A City Council Workshop last week included a heated exchange at times between Odessa Mayor Javier Joven and City Councilmember Steve Thompson over the need to take the issuance of debt by the city to taxpayers for approval at the ballot box.
A consultant for the city has estimated in a report that the city’s water treatment plant requires almost $100 million in repairs and updates to meet current and future city needs. This report, authored in 2016, was presented to the previous City Council who have since drawn criticism for prioritizing other large spending projects like downtown improvements over essential infrastructure needs that have continued to get worse.
During the recent Mayoral and City Council races the issue of incurring debt without voter approval was a major campaign topic with now Mayor Javier Joven and city council members Denise Swanner and Mark Matta vowing to reject any debt issuance without first getting voter approval.
“Anytime that the City or any other governmental entity issues debt that taxpayers will be forced to repay I believe the issuance must be approved by taxpayers,” stated Mayor Javier Joven in an interview with Odessa Headlines. “It is important that, in this case, the City is able to present its case to the taxpayers, to spend the time necessary to educate taxpayers about the need, and to seek their approval.

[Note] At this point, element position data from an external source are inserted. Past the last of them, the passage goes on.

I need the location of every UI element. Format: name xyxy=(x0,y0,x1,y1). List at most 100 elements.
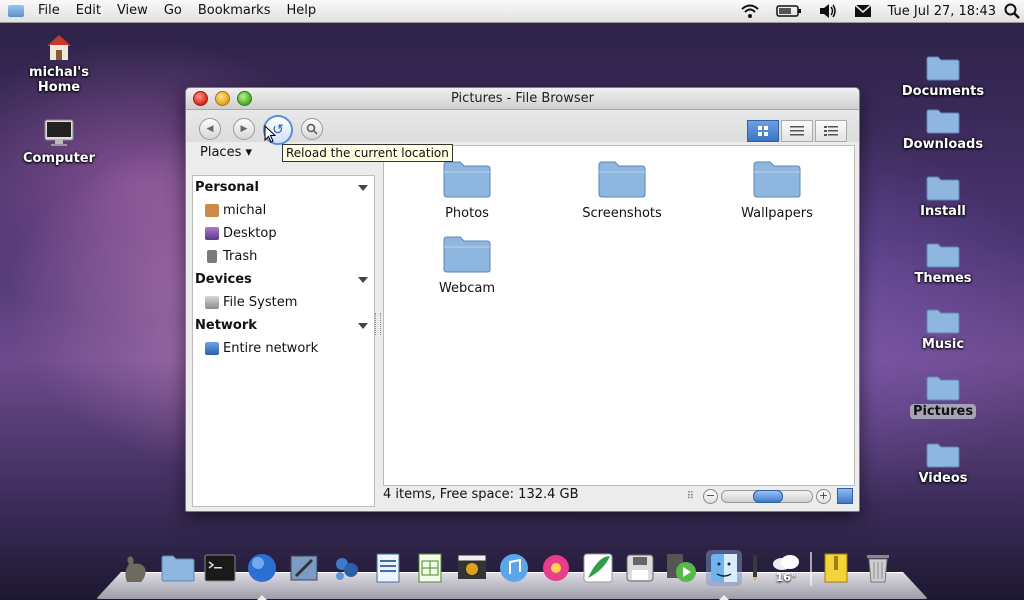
mail-icon[interactable] xyxy=(854,4,872,18)
calc-icon[interactable] xyxy=(412,550,448,586)
home-icon xyxy=(47,35,71,60)
grid-icon xyxy=(758,126,768,136)
resize-handle[interactable] xyxy=(837,488,853,504)
menu-view[interactable]: View xyxy=(109,0,156,22)
sidebar-item-michal[interactable]: michal xyxy=(193,199,374,222)
sidebar-section-personal[interactable]: Personal xyxy=(193,176,374,199)
sidebar-item-network[interactable]: Entire network xyxy=(193,337,374,360)
wifi-icon[interactable] xyxy=(740,3,760,19)
compact-view-button[interactable] xyxy=(815,120,847,142)
save-icon[interactable] xyxy=(622,550,658,586)
file-item-wallpapers[interactable]: Wallpapers xyxy=(717,160,837,221)
status-text: 4 items, Free space: 132.4 GB xyxy=(383,487,579,502)
window-titlebar[interactable]: Pictures - File Browser xyxy=(186,88,859,110)
system-menu-icon[interactable] xyxy=(8,5,24,17)
desktop-folder-install[interactable]: Install xyxy=(898,175,988,219)
places-label: Places xyxy=(200,145,242,160)
browser-icon[interactable] xyxy=(244,550,280,600)
desktop-label-downloads: Downloads xyxy=(902,137,984,152)
file-browser-window: Pictures - File Browser ◀ ▶ ↺ Reload the… xyxy=(185,87,860,512)
menu-edit[interactable]: Edit xyxy=(68,0,109,22)
photo-app-icon[interactable] xyxy=(538,550,574,586)
sidebar-item-trash[interactable]: Trash xyxy=(193,245,374,268)
desktop-label-computer: Computer xyxy=(22,151,96,166)
desktop-icon-computer[interactable]: Computer xyxy=(14,118,104,166)
folder-icon xyxy=(926,376,960,401)
sidebar-item-label: Trash xyxy=(223,249,258,264)
sidebar-section-devices[interactable]: Devices xyxy=(193,268,374,291)
status-bar: 4 items, Free space: 132.4 GB ⠿ − + xyxy=(383,487,853,507)
search-button[interactable] xyxy=(301,118,323,140)
file-item-screenshots[interactable]: Screenshots xyxy=(562,160,682,221)
menu-bookmarks[interactable]: Bookmarks xyxy=(190,0,279,22)
desktop-folder-videos[interactable]: Videos xyxy=(898,442,988,486)
toolbar: ◀ ▶ ↺ xyxy=(186,110,859,145)
window-title: Pictures - File Browser xyxy=(451,91,594,106)
collapse-triangle-icon[interactable] xyxy=(358,323,368,329)
pencil-icon[interactable] xyxy=(748,550,762,586)
chat-icon[interactable] xyxy=(328,550,364,586)
places-dropdown[interactable]: Places ▾ xyxy=(200,145,252,160)
zoom-out-button[interactable]: − xyxy=(703,488,718,504)
folder-icon[interactable] xyxy=(160,550,196,586)
gimp-icon[interactable] xyxy=(118,550,154,586)
desktop-folder-documents[interactable]: Documents xyxy=(898,55,988,99)
desktop-folder-pictures[interactable]: Pictures xyxy=(898,375,988,419)
folder-icon xyxy=(926,176,960,201)
weather-icon[interactable]: 16° xyxy=(768,550,804,586)
back-button[interactable]: ◀ xyxy=(199,118,221,140)
sidebar-item-label: Entire network xyxy=(223,341,319,356)
mail-app-icon[interactable] xyxy=(286,550,322,586)
pane-splitter[interactable] xyxy=(375,313,381,335)
menu-help[interactable]: Help xyxy=(278,0,324,22)
search-icon[interactable] xyxy=(1004,3,1020,19)
sidebar-item-filesystem[interactable]: File System xyxy=(193,291,374,314)
file-label: Screenshots xyxy=(582,206,662,221)
folder-icon xyxy=(753,161,801,198)
menu-file[interactable]: File xyxy=(30,0,68,22)
dock: 16° xyxy=(118,546,908,600)
trash-icon xyxy=(207,250,217,263)
media-player-icon[interactable] xyxy=(664,550,700,586)
sidebar-section-network[interactable]: Network xyxy=(193,314,374,337)
writer-icon[interactable] xyxy=(370,550,406,586)
desktop-label-install: Install xyxy=(920,204,966,219)
grip-icon: ⠿ xyxy=(686,490,694,502)
battery-icon[interactable] xyxy=(775,4,802,18)
desktop-icon-home[interactable]: michal's Home xyxy=(14,32,104,95)
top-menubar: File Edit View Go Bookmarks Help Tue Jul… xyxy=(0,0,1024,23)
computer-icon xyxy=(44,119,74,146)
sidebar-item-label: Desktop xyxy=(223,226,277,241)
weather-temperature: 16° xyxy=(775,570,797,584)
archive-icon[interactable] xyxy=(818,550,854,586)
desktop-folder-themes[interactable]: Themes xyxy=(898,242,988,286)
desktop-folder-downloads[interactable]: Downloads xyxy=(898,108,988,152)
collapse-triangle-icon[interactable] xyxy=(358,185,368,191)
file-item-webcam[interactable]: Webcam xyxy=(407,235,527,296)
file-view: Photos Screenshots Wallpapers Webcam xyxy=(383,145,855,486)
list-view-button[interactable] xyxy=(781,120,813,142)
zoom-in-button[interactable]: + xyxy=(816,488,831,504)
icon-view-button[interactable] xyxy=(747,120,779,142)
dock-separator xyxy=(810,552,812,586)
desktop-label-themes: Themes xyxy=(914,271,972,286)
network-icon xyxy=(205,342,219,355)
terminal-icon[interactable] xyxy=(202,550,238,586)
finder-icon[interactable] xyxy=(706,550,742,600)
sidebar-item-desktop[interactable]: Desktop xyxy=(193,222,374,245)
feather-icon[interactable] xyxy=(580,550,616,586)
clock[interactable]: Tue Jul 27, 18:43 xyxy=(888,4,996,19)
magnifier-icon xyxy=(306,123,318,135)
menu-go[interactable]: Go xyxy=(156,0,190,22)
collapse-triangle-icon[interactable] xyxy=(358,277,368,283)
volume-icon[interactable] xyxy=(818,3,838,19)
zoom-slider[interactable] xyxy=(721,489,813,503)
file-item-photos[interactable]: Photos xyxy=(407,160,527,221)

I am totally against issuing debt without taxpayer approval.”
During the meeting, Councilman Thompson sharply disagreed with the Mayor pressing for the City to issue Certificates of Obligation or CO’s. COs are debt that Texas law allows governmental bodies to issue without public input or approval. These debt instruments were originally designed to allow for emergency funds to be quickly raised to respond to a major weather event or catastrophe from which a quick recovery is required. COs have become an increasingly popular tool for government agencies to issue unlimited debt without the need to ask for voter approval through a bond election.
Councilmember Mari Willis said during the workshop that “the water treatment plant is not in good condition and needs to be addressed quickly” indicating that she is in favor of issuing debt without a bond election vote.
“During my campaign, I promised voters that I wouldn’t issue debt for projects such as this without first seeking voter approval and I intend to stand by my promise.” stated Councilmember Matta in a telephone interview.
Councilmember Swanner echoed Matta’s comments. “The fact is that while the water treatment plant needs serious repairs, to suddenly proclaim this as an emergency when the need for repairs has been known for years leaves a bad taste in my mouth. It would have been much better if the previous council had better prioritized their spending and completed some of the work needed on Odessa’s basic infrastructure. If we need to spend the money we should be able to make our case to the voters first.”
Odessa Headlines will continue to monitor this story.